Leading, Not Managing April 18, 2013

Women fear flex working mistrust will block career progression


Female employers are looking for inspiration in the workplace that will enable them to deviate from 'traditional expectations', according to research published by telecoms provider, O2.

A study found that women want more and better leadership at work to encourage them to take the steps necessary to enable career progression. According to managers.org.uk, many of the women questioned were particularly seeking 'clear leadership' over issues such as childcare and flexible working. 

Much of their concern related to a fear of being penalised for working remotely. Some 56 per cent said that they wanted their CEO or leader to reassure them that their jobs would not be adversely affected if they made a request to work from home. Yet 52 per cent conceded that trust was an issue.

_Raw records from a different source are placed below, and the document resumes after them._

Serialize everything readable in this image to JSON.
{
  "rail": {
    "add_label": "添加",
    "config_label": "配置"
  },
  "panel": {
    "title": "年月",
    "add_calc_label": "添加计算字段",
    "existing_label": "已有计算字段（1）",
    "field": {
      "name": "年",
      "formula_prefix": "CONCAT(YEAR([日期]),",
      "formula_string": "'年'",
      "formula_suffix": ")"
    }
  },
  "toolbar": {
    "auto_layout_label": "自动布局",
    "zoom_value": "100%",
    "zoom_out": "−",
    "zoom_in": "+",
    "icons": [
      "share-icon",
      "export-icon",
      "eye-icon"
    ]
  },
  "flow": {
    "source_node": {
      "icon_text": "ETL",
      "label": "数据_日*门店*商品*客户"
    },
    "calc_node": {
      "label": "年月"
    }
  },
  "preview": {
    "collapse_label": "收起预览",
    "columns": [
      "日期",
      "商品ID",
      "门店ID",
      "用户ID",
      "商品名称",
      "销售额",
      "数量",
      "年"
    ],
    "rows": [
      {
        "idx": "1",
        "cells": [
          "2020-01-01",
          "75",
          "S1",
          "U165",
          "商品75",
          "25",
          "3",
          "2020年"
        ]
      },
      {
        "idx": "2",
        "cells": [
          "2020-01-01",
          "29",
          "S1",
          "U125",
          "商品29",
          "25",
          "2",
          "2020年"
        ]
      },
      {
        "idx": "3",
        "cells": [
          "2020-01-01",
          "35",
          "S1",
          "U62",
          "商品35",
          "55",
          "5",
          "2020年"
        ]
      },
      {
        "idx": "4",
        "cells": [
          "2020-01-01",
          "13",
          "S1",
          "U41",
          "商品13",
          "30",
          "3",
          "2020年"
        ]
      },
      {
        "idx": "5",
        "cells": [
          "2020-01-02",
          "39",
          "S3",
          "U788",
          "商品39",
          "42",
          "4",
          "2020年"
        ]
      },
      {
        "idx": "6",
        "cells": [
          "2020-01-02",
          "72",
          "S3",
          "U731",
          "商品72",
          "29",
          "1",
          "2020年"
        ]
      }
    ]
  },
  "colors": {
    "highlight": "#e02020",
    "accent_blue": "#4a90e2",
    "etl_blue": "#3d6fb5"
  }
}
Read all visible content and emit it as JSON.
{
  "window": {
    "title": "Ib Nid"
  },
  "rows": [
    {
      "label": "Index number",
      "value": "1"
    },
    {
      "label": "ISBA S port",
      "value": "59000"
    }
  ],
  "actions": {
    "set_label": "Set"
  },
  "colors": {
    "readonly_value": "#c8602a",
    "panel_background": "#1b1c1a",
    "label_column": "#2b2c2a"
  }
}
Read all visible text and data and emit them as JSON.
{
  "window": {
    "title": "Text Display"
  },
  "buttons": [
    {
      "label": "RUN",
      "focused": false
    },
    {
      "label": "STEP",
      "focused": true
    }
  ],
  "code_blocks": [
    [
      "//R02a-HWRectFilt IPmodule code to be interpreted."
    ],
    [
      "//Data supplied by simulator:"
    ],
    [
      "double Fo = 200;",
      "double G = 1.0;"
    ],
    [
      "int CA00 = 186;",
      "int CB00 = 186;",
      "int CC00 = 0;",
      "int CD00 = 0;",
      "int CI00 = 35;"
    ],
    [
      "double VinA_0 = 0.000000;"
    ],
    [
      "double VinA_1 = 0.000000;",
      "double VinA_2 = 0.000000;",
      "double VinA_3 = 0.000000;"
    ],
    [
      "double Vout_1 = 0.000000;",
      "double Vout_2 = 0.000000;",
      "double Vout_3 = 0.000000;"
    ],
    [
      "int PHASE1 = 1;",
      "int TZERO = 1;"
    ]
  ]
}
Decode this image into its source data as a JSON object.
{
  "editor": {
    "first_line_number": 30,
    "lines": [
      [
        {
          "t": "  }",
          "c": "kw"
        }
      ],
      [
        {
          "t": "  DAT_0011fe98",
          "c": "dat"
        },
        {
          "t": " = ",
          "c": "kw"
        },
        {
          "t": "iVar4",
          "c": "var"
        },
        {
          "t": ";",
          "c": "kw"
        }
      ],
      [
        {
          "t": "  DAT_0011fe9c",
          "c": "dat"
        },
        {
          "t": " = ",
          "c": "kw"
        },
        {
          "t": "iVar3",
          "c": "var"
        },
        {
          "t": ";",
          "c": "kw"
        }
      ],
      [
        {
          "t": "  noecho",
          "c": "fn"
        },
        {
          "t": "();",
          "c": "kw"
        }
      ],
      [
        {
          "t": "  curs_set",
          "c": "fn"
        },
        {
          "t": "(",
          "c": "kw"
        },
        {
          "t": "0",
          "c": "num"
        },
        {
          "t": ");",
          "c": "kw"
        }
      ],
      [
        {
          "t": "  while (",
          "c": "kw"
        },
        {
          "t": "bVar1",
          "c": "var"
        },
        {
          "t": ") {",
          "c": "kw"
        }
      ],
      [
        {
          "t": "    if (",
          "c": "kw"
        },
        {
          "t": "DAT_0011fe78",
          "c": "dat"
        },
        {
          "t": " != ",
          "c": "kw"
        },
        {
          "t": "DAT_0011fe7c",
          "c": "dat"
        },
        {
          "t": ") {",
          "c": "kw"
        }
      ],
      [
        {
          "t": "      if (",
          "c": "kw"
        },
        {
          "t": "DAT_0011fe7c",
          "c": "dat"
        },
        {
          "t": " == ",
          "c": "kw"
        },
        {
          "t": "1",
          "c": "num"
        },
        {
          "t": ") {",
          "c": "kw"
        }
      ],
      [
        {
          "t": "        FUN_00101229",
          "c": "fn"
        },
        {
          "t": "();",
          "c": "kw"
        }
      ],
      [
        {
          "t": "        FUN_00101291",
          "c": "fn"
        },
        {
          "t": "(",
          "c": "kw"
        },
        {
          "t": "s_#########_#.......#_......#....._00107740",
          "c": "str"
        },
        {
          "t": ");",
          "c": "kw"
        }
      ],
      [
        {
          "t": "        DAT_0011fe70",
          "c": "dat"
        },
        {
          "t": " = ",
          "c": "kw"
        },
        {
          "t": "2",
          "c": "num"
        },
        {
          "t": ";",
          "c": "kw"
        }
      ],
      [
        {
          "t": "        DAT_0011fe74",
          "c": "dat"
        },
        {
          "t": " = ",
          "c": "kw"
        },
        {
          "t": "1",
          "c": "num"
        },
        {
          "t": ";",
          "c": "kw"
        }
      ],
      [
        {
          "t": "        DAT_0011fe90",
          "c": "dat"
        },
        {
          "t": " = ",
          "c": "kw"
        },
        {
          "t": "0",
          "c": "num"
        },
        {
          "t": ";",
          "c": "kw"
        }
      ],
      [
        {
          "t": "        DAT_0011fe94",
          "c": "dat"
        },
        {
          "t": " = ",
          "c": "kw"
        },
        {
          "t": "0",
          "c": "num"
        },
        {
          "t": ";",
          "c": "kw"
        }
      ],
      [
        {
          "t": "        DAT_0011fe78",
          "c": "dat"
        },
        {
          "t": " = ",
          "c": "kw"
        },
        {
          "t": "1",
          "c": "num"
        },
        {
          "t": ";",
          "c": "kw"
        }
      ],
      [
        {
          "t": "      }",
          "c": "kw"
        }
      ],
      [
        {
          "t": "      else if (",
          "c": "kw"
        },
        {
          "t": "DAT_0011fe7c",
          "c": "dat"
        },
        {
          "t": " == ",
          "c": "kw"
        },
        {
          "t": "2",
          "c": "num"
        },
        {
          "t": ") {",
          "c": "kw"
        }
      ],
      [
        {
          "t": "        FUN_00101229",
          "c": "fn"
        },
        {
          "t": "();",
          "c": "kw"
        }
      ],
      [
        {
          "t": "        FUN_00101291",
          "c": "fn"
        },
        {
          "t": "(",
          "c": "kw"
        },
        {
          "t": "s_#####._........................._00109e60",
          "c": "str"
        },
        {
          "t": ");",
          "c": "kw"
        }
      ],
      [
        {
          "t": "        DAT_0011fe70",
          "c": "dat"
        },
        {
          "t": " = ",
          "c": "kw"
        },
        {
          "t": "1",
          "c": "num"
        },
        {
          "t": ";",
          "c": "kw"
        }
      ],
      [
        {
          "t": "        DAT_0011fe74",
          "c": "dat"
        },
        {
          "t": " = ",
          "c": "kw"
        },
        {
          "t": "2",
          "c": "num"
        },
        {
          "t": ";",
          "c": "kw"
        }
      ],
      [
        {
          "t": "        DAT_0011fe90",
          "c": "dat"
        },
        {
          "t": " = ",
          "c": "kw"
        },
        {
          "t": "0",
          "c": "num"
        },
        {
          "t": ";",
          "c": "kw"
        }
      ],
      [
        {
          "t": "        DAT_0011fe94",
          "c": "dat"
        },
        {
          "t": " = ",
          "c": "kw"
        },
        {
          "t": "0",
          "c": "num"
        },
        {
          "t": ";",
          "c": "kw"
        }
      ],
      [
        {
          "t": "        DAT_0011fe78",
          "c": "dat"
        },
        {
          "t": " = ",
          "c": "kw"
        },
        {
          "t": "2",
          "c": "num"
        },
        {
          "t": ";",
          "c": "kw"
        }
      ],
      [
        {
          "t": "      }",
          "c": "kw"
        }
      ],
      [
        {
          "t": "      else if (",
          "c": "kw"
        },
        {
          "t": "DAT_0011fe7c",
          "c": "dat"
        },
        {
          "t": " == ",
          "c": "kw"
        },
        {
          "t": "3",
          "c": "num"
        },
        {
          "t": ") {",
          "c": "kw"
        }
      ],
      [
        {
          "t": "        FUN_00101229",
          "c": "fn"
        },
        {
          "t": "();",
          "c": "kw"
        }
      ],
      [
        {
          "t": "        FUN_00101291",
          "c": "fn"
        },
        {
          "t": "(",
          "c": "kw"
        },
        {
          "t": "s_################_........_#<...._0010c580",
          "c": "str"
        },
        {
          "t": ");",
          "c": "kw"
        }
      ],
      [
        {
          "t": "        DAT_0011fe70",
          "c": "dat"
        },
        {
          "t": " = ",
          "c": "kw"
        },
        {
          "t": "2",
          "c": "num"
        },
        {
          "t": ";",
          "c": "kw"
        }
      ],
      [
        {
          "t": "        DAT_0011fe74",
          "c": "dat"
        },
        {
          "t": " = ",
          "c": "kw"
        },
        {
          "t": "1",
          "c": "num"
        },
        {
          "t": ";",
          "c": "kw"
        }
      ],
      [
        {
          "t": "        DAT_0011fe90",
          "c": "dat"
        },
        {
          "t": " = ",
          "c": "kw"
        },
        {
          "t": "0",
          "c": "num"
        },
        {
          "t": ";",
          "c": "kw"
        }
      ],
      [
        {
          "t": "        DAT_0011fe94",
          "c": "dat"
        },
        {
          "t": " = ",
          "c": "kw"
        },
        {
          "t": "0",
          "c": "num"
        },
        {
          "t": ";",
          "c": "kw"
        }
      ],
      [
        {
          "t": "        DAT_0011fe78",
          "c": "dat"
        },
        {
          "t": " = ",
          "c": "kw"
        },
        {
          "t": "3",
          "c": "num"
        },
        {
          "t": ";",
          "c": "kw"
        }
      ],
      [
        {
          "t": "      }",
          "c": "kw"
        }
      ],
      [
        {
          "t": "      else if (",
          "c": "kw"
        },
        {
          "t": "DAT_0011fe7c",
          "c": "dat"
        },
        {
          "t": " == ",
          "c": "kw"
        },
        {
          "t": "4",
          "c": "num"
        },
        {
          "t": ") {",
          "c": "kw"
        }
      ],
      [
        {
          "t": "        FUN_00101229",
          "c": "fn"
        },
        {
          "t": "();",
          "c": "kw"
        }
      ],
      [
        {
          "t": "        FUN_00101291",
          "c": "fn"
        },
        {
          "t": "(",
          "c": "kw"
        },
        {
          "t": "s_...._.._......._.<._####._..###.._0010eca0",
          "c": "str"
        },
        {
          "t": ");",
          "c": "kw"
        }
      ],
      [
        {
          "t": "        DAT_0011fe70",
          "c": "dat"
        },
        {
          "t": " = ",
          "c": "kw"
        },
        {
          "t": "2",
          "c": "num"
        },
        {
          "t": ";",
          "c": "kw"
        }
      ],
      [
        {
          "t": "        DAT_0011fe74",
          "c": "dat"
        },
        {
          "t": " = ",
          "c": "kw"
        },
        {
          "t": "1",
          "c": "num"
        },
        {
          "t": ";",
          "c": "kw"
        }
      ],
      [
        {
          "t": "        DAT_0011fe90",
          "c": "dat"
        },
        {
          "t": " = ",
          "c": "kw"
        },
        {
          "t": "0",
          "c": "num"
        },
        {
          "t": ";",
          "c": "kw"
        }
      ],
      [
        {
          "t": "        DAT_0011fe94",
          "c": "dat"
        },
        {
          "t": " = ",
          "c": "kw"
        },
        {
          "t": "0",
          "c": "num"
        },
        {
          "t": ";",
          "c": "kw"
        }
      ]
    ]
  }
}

Flexible working practices are being valued ever more highly by both male and female employees, thus there could be a case for leadership training if trust is an issue. The highlights of working flexibly could also perhaps be made more abundantly clear to senior managers. These include motivation, attraction and - importantly - the retention of key talent.


Commenting on the findings, O2 business director, Ben Dowd told grapevine.com: "The digital world offers huge opportunity to suit the demands of different people in the workforce - whether through flexible working policies that empower staff to shape their own working day, to creating an inspiring workplace that breaks down barriers across teams.

"To create a truly flexible working culture, actions speak louder than words - and employers must lead by example to ensure that every member of staff feels empowered to shape their own definition of the 9 to 5."